At 440, the method 400 may include receiving a second reservation request for a second pad. In an implementation, for example, the control logic 159 may receive a second reservation request for a second GPIO pad (e.g., GPIO pad 204). The second reservation request may be a request to open the second pad for input to the hardware block. For example, the second reservation request may request to open the GPIO pad 204 for input to the hardware block 134 via the input select multiplexor 230 associated with the input select register 232.
At 450, the method 400 may include determining that the second pad is associated with the input select multiplexor based on the at least one table. For instance, the control logic 159 may determine that the GPIO pad 204 is associated with the input select multiplexor 230 based on the hardware configuration table 154. For example, the control logic 159 may check the hardware configuration table 154 to determine potential input select multiplexors or input select registers (or corresponding hardware blocks) that may be associated with the second GPIO pad 204. The control logic 159 may also check the input select table 158 to determine whether any of the potential input select multiplexors or input select registers are associated with another GPIO pad.
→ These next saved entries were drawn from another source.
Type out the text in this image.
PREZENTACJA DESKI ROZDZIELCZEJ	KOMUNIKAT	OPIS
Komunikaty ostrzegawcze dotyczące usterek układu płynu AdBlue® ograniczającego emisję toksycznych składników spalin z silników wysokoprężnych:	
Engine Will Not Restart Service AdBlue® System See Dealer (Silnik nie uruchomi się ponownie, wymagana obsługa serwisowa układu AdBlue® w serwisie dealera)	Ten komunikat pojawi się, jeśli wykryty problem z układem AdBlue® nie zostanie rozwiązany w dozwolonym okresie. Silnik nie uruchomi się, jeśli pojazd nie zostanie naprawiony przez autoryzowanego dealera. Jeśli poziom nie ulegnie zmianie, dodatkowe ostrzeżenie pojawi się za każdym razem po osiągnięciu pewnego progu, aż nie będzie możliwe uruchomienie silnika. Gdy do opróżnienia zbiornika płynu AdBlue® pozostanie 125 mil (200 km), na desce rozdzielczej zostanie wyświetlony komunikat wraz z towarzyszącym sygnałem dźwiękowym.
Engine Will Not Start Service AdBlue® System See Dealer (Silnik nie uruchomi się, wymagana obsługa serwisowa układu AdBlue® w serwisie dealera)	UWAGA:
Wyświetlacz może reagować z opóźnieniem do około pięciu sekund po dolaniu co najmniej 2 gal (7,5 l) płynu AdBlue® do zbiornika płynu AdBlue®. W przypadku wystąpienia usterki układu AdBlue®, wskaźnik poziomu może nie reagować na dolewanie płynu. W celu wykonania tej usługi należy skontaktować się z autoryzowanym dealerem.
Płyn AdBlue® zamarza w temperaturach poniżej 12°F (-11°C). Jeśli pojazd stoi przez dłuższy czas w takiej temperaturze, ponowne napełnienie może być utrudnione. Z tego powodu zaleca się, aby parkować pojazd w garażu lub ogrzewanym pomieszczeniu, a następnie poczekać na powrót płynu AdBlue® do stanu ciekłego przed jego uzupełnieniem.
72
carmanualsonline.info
At 460, the method 400 may include denying the second reservation request in response to determining that the first pad is currently connected to the input select multiplexor associated with the second pad. In an implementation, for example, the input-output manager 152 may indicate to the second program that the second reservation request has been denied. For example, the input-output manager 152 may deny the second reservation request in response to determining that the first GPIO pad 206 is currently connected to the input select multiplexor 230, which is also associated with the second GPIO pad 204. The control logic 159 may determine that the first GPIO pad 206 is currently connected to the input select multiplexor 230 when the input select table 158 indicates the connection between the hardware block 134 and the first GPIO pad 206 (e.g., indicating that the hardware block corresponding to the input select multiplexor 230 is connected to the first GPIO pad). Denying the second reservation request may include sending an indication including an error code providing a reason the request failed. Accordingly, the method 400 may control access to GPIO pads 202, 204, 206 to prevent conflicts, in particular, to prevent conflicts between requests for different programs to open input and output connections between the same hardware blocks and/or GPIO pads.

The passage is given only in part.